Caspian withdrew his glance when Belt leaned towards him slightly and said something.
“Who is he, really?” Ellie said.
“Darius Belt is one of the primary benefactors of Sourcewell Academy,” Arabella said, “But you might know him from your previous life as the head of the Panopsys Corporation.”
It hit Ellie then where she recognized him from. Not that she ever read them, but she saw the headlines at newsstands and online. Bloomberg, Forbes, the Times, so many others. Interviews with Belt about some big corporate thing or other.
“How is that even possible?” Ellie said, remembering what Sybil told her about Belt being centuries old.
“Another time, perhaps,” Arabella said, “Now, I need to take you somewhere else.”

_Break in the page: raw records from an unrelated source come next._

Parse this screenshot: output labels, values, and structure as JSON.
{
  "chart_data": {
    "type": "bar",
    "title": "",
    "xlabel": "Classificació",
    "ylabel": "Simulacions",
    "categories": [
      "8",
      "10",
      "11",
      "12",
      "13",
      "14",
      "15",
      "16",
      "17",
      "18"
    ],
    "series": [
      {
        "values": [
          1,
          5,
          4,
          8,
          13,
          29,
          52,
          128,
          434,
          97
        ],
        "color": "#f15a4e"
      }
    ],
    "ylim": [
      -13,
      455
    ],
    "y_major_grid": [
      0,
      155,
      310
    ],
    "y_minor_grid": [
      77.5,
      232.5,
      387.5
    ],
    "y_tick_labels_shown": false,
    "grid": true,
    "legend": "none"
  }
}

And how does Belt know Thorn?
Chapter 10
Ellie couldn’t get an answer to that final unspoken question. She didn’t see Thorn at all. Not for an entire month.
He didn’t eat down in the cafeteria. Master Shaffir never called him in for another channeling demonstration in a lecture. She hadn’t even seen his sandy head of hair bobbing around in any of the halls.
He’d disappeared.
Not that Ellie liked being seen much around campus, either. Since her little outburst, people did their best to keep away from her.
Except for jerks like Matilda and John Farthing, who now called her Dancing Ab, usually followed with them mocking the way she’d struggled against Belt when he’d held her.
And Sybil of course. Not long after that episode with Belt, Sybil came to her room one night and told her that was the coolest, baddest thing she’d ever seen a student try to do.